The getMethodNameMap() returns a SoapMethodNameMap implementation which contains mappings of WSDL operation QNames to Java method names. If you have custom operations you will need to create an instance of ServiceSoapMethodName and add mappings for your operations.

The getResourceContext() operation returns the ResourceContext associated with this service. This method may be left abstract in this class and later implemented in the Service extension of your abstract class.

The init() method is provided to give you an opportunity to initialize members for your Service (e.g. ServiceSoapMethodName )

Class Variables

The class variables which should be defined are:

  1. TARGET_NSURI - The target namespace of your sevice's WSDL file.
  2. TARGET_NSPREFIX - The target prefix to be associated with your service's namespace.

In the AbstractFileSystem we have:

public static final String TARGET_NSURI = "http://ws.apache.org/resource/example/filesystem";
public static final String TARGET_NSPREFIX = "fs";

Notice the fields are public static final since they are constants that other classes may need to access.

Operations

The operations which are defined in the abstract class should be operations which typically should not need to be touched. The specification-defined operations are a prime example. Upon looking at the AbstractFileSystem class, we see the operations defined for methods like: getMultipleResourceProperties(...). The body of these methods are similar in that they hand the invocation off to a portType implementation class:

public GetResourcePropertyResponseDocument getResourceProperty( GetResourcePropertyDocument requestDoc )
   {
      return new GetResourcePropertyPortTypeImpl( getResourceContext(  ) ).getResourceProperty( requestDoc );
   }

Notice the GetMultipleResourcePropertiesPortTypeImpl class being used. A portType implementation class is used to handle the operations defined in a particular specification-defined portType.

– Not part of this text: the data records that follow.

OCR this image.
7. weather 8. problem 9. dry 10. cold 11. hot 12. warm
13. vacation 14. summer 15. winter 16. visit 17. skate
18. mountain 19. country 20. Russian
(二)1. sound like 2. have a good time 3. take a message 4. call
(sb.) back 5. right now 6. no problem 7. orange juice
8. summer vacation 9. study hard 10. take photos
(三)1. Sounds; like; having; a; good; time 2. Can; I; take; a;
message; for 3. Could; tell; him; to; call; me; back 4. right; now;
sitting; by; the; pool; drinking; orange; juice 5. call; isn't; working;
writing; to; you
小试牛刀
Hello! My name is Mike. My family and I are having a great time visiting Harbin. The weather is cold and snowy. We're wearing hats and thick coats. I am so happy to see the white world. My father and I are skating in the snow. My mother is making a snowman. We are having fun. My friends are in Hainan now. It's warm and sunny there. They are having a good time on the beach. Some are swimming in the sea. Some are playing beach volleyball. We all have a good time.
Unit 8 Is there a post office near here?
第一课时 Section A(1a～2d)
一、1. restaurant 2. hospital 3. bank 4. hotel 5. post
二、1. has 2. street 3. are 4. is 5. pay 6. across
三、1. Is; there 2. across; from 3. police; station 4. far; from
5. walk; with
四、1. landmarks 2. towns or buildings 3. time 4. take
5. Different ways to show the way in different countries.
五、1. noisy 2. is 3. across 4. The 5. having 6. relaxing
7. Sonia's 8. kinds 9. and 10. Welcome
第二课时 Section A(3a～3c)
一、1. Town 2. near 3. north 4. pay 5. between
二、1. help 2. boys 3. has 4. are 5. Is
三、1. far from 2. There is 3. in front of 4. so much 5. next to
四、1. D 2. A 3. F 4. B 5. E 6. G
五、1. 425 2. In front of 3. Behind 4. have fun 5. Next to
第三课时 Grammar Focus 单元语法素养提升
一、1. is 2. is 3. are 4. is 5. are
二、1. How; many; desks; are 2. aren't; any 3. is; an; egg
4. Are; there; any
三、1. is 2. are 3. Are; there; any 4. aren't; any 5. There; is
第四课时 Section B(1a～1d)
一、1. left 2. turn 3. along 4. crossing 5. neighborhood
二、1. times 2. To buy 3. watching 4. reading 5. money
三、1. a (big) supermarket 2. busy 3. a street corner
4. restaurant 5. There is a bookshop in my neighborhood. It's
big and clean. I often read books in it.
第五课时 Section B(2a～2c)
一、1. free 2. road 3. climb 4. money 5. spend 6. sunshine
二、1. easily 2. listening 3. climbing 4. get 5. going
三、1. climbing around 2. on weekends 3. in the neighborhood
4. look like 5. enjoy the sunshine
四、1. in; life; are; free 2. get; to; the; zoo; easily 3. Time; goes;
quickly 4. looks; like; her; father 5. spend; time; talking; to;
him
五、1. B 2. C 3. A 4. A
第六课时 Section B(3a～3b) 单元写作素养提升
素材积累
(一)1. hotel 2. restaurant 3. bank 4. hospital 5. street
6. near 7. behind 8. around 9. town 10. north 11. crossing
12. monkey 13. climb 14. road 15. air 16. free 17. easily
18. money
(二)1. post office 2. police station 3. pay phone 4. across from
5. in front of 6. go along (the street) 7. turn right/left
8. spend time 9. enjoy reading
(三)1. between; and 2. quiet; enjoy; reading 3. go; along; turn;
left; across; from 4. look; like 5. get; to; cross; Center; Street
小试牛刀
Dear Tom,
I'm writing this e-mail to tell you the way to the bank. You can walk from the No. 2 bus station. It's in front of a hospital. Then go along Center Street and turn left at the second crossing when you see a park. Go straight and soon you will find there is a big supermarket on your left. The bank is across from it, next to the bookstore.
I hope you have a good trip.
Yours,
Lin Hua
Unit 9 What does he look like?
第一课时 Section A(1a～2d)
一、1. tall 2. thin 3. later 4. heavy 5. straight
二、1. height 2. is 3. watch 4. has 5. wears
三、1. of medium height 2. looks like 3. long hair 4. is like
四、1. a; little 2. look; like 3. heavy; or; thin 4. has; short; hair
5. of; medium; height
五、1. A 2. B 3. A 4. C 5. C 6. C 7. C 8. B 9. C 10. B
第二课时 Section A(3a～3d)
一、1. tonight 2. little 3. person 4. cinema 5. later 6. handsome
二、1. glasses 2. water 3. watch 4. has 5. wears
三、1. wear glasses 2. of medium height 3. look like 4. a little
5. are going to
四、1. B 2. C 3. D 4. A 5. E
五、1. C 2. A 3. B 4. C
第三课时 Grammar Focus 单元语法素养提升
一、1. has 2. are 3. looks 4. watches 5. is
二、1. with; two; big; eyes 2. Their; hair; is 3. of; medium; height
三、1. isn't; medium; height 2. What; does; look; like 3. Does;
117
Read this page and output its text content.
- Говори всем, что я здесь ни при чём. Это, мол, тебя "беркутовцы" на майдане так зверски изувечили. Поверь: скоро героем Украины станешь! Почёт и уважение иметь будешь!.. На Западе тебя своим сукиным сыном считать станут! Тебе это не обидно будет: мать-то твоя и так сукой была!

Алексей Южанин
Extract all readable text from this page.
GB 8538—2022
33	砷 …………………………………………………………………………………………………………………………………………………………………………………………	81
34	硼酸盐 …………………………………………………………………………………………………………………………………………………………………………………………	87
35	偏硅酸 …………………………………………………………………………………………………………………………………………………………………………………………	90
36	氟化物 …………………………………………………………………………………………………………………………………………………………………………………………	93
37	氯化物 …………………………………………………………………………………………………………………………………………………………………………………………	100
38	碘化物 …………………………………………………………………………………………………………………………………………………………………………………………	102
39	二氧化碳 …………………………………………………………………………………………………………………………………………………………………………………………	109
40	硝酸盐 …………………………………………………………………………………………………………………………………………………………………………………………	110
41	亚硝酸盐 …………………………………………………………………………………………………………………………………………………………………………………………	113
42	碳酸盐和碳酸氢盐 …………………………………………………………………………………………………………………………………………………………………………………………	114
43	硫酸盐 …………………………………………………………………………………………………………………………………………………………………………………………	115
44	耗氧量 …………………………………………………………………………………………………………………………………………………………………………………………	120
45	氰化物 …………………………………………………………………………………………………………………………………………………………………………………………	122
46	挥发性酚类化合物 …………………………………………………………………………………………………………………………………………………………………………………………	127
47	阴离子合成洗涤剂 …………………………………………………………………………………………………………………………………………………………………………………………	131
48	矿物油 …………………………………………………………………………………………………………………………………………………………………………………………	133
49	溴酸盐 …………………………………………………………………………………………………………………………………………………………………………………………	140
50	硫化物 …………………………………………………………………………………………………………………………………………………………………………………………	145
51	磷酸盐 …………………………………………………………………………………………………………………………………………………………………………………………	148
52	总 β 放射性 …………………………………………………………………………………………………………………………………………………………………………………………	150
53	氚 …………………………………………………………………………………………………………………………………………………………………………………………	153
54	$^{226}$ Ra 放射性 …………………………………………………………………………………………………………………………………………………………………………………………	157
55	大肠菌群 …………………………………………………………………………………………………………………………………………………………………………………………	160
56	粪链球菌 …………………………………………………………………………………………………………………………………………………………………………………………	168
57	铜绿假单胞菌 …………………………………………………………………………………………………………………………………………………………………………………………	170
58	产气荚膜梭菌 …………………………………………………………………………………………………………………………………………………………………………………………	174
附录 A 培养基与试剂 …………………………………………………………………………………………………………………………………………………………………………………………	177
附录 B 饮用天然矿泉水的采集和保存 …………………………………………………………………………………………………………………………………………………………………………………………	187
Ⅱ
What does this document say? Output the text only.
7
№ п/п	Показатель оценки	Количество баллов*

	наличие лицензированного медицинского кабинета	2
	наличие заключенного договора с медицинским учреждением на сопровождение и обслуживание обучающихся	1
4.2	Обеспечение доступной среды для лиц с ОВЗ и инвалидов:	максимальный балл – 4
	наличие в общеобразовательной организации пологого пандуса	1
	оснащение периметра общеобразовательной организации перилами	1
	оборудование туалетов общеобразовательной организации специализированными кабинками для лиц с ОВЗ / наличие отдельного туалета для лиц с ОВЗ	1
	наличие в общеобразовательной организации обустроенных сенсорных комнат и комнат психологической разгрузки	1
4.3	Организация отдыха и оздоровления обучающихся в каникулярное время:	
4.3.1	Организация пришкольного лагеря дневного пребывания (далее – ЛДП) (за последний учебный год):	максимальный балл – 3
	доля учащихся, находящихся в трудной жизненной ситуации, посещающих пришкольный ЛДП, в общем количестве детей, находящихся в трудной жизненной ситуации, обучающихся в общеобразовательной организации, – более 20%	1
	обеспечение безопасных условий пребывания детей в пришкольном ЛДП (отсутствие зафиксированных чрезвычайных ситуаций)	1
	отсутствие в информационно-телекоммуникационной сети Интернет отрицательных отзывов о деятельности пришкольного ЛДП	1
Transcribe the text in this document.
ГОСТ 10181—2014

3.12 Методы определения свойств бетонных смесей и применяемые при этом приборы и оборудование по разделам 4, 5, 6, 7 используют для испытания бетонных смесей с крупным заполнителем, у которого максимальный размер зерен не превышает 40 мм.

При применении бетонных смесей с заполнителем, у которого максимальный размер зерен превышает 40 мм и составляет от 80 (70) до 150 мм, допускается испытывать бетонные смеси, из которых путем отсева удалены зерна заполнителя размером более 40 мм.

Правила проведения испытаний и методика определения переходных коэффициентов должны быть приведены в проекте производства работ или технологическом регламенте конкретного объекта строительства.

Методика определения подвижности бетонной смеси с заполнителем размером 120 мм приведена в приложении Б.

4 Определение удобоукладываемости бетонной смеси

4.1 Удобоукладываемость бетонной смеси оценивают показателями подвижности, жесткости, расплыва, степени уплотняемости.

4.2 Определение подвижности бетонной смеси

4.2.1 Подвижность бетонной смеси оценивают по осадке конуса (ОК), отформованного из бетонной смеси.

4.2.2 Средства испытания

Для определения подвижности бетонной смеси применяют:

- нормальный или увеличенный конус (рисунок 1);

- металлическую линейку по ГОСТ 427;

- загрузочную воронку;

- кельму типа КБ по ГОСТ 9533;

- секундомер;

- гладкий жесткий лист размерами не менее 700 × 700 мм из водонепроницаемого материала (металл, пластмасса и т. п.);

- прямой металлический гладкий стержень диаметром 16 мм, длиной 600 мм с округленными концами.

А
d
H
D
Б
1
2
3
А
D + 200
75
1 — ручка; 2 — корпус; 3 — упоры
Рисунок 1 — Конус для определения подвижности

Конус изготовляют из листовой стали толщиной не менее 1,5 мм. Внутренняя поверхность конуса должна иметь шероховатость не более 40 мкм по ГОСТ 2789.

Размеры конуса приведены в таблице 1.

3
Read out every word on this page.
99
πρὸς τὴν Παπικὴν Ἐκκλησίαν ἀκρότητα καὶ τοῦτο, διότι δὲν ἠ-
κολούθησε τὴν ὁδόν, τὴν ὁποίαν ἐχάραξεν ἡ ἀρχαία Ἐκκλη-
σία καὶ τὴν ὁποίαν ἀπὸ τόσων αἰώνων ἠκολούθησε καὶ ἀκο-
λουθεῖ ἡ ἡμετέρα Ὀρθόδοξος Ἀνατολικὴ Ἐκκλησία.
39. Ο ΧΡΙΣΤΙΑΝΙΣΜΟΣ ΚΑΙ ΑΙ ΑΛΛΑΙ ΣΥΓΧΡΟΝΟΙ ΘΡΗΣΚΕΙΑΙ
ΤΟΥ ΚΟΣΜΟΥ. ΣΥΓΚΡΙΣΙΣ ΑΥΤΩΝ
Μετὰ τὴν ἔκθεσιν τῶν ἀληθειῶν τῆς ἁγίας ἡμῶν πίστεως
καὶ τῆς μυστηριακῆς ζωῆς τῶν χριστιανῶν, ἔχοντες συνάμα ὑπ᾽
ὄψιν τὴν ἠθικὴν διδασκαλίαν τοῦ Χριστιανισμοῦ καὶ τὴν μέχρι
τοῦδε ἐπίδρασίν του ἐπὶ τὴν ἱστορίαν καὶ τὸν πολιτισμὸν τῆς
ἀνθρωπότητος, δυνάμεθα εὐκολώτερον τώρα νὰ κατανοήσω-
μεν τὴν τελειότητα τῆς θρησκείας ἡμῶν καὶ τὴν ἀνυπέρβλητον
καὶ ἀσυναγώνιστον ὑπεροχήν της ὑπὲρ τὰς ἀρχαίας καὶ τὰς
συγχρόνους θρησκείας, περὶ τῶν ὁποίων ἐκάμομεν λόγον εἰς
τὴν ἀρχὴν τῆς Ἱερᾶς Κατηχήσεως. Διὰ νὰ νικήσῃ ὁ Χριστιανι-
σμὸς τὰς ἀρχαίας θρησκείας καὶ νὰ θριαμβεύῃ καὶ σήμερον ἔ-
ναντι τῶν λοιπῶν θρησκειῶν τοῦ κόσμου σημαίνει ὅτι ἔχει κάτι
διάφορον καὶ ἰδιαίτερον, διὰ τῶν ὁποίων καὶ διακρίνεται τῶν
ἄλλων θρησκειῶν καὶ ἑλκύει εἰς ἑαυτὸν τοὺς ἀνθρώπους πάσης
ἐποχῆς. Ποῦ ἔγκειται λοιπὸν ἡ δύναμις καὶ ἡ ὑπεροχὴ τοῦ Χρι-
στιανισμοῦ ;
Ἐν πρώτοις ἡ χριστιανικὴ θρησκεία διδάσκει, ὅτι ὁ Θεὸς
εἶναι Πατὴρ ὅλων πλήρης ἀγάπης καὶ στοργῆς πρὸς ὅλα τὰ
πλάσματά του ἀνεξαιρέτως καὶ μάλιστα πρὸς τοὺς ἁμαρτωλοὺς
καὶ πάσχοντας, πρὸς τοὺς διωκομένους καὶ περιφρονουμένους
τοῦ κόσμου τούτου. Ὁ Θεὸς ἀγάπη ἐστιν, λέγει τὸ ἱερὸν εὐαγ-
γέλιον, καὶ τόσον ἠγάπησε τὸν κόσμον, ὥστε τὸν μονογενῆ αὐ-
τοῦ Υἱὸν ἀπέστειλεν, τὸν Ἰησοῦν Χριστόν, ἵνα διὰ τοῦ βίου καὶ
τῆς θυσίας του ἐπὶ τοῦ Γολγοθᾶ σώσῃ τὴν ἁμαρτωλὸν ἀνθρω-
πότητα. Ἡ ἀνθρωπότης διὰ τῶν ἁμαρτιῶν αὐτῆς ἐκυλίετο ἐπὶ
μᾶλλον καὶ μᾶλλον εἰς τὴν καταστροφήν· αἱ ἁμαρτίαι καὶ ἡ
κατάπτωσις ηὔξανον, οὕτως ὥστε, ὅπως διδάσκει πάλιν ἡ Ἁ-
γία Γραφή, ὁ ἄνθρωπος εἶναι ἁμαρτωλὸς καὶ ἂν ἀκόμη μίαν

The packages: org.apache.ws.resource.properties.porttype.impl and org.apache.ws.resource.lifetime.porttype.impl contain the portType implementation classes for the portTypes defined by the WS-ResourceProperties and WS-ResourceLifetime specifications. You should refer to these packages when implementing the operations from these specifications.

The Service class

The service class is the extension of the abstract service class we previously outlined. You will need to implement a constructor that takes a ResourceContext as a parameter. This constructor should call the equivalent constructor in the superclass.

The Service class should contain any custom operations that were defined in the most-derived portType for the service. The safest way to handle the parameters and return type of the methods is to simply use XmlObject:

   public XmlObject mount( XmlObject requestDoc )
   {
      try
      {
         return XmlObject.Factory.parse( "<MountResponse />" );
      }
      catch ( XmlException xe )
      {
         throw new JAXRPCException( xe );
      }
   }
        			

XmlBeans will generate strongly-typed objects for the types defined in the schema section of your WSDL document, and these types may be used, however if you are unsure which type will get passed to your operation, you can be sure it will implement the XmlObject interface, since all XmlBeans implement this interface.